Project and Development Approaches

Traditionally, the Systems Development Lifecycle (SDLC) and Project Management (PM) methodologies have followed a waterfall or gated approach. Depending upon the project and project organization, the methodologies may be adapted using waterfall, iterative, incremental or agile approaches. These adaptations will occur if the project is broken into its own phases, or if prototyping is introduced.

visual representation of information collected below

The diagram above is from course notes by Aguanno, Kevin, 'Agile Bootcamp for Project Owners & Business Stakeholders', 14 February 2012, GenXus Management Consulting.

Waterfall/Gated

This approach is typically used when the project has a well-defined scope, small risk, and minimal feedback cycles are required throughout the life cycle. The approach requires sign off for the entire project scope at each phase (i.e., analysis and requirements, design & development, test, implementation, maintenance) of the life cycle. Typically, requirements cannot change when testing occurs. This approach may work for small, tried-and-true projects such as applying a bundle, but it does not typically work for larger projects. The waterfall approach is a “big bang” deployment; meaning, everything (e.g. A,B,C) goes live at once (e.g. at the end of three months).

Iterative

This approach is typically used when the scope is somewhat fuzzy and clear requirements are not available, or there is a high risk of requirements changing. The approach captures user feedback earlier using modeling techniques (e.g. screen mock ups) appropriate for the project. The feedback from each iteration is used to improve, or build on, the result of the next iteration. The iterative approach is a “big bang” deployment, meaning everything (e.g.
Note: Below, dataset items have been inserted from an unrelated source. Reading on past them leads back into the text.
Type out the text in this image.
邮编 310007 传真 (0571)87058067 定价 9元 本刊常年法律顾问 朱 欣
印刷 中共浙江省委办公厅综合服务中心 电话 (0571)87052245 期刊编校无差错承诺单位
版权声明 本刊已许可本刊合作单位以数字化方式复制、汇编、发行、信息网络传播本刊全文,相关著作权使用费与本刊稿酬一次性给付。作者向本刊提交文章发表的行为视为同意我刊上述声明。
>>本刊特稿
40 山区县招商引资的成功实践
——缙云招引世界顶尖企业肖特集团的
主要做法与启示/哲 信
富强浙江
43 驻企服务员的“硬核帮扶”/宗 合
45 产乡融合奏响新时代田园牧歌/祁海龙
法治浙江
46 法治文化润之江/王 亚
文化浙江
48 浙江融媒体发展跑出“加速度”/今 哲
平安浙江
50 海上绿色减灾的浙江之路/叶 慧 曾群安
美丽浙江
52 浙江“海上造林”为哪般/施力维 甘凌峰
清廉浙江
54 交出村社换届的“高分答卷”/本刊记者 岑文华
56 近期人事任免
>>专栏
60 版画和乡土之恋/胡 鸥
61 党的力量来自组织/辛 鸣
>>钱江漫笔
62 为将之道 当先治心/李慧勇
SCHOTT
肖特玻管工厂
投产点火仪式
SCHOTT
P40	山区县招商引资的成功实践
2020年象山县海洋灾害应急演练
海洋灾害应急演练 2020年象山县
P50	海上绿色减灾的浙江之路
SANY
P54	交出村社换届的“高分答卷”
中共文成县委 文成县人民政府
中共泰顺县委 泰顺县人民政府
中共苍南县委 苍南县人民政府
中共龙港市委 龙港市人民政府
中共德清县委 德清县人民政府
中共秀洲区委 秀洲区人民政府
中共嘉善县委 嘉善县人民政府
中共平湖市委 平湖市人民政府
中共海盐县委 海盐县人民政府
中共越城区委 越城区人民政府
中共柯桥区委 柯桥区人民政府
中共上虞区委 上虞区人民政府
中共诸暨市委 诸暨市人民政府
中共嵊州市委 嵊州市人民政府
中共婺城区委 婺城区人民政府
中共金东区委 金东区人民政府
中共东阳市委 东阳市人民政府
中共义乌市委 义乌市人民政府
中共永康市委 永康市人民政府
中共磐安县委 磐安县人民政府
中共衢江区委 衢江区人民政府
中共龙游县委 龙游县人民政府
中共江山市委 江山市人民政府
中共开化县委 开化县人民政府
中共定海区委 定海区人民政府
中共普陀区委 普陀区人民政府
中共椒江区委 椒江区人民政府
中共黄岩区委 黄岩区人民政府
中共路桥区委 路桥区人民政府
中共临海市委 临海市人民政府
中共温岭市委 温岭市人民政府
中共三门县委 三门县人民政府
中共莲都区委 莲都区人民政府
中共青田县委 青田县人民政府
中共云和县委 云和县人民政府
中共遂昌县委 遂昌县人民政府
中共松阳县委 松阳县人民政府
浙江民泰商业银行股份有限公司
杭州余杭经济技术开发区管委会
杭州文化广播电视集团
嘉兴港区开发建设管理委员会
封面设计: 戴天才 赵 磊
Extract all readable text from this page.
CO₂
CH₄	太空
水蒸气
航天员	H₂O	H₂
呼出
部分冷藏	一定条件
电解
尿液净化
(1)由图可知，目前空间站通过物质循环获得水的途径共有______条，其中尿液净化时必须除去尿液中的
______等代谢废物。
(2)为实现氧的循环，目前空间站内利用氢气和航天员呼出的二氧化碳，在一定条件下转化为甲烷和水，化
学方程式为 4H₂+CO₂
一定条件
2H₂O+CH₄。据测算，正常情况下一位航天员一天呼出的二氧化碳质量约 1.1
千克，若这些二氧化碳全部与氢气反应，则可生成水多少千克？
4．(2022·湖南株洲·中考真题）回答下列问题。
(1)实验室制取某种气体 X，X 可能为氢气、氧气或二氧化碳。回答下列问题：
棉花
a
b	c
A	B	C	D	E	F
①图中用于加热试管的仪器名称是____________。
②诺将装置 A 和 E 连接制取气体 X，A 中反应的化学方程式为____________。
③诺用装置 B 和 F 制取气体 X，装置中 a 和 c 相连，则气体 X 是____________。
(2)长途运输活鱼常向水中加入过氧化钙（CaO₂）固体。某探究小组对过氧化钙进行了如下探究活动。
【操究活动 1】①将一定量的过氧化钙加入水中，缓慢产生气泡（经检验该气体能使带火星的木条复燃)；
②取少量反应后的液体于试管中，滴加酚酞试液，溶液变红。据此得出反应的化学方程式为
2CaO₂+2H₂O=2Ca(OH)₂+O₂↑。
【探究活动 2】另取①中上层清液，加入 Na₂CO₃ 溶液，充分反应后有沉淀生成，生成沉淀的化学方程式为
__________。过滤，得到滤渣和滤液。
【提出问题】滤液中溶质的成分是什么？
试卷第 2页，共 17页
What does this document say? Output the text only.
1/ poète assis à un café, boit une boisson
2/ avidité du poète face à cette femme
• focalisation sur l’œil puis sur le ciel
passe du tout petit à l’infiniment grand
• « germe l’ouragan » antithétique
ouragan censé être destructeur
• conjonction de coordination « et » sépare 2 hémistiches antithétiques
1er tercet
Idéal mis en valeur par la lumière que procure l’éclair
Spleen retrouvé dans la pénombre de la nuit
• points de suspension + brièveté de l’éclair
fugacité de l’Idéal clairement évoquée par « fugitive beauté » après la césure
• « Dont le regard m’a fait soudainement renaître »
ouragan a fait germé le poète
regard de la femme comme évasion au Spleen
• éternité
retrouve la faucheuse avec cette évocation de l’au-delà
A,B,C) goes live at once (e.g., at the end of three months).

Incremental

This approach prioritizes solution features and builds the solution in order of priority.  It allows for a phased approach to implementation where the highest priority features are implemented first (although the option still exists to go live with all phases at once, if desired), reducing project risk and increasing quality while still accommodating significant changes throughout the project. It enables technical and solution design risks to be eliminated early. For large project, quality is higher because testing occurs earlier. For example, high priority feature A goes live at the end of month one, medium priority feature B goes live at the end of month two, and lower priority feature C goes live at the end of month three.

Agile

This approach incorporates both iterative and incremental. In the example above, A part of feature A can go live early in the first month, a part of feature B can go live in the second third of the first month, and a part of feature C can go live at the end of the first month. The three "features", i.e., A1, B1 and C1 are evolved and enhanced and delivered through out the second month and by the end of the the third month all features are fully functional and delivered.

To determine the approach that should be used, one should ask whether the process is driven by frequent feedback, if the delivery should be “big bang” or "phased", if a high volume of change is expected, and if the project will invest heavily in quality. Regardless of the approach, the phases of the systems life cycle still include analysis/requirements, design/development, testing, implementation and maintenance.

Descriptions above adapted from course notes by Aguanno, Kevin, 'Agile Bootcamp for Project Owners & Business Stakeholders', 14 February 2012, GenXus Management Consulting.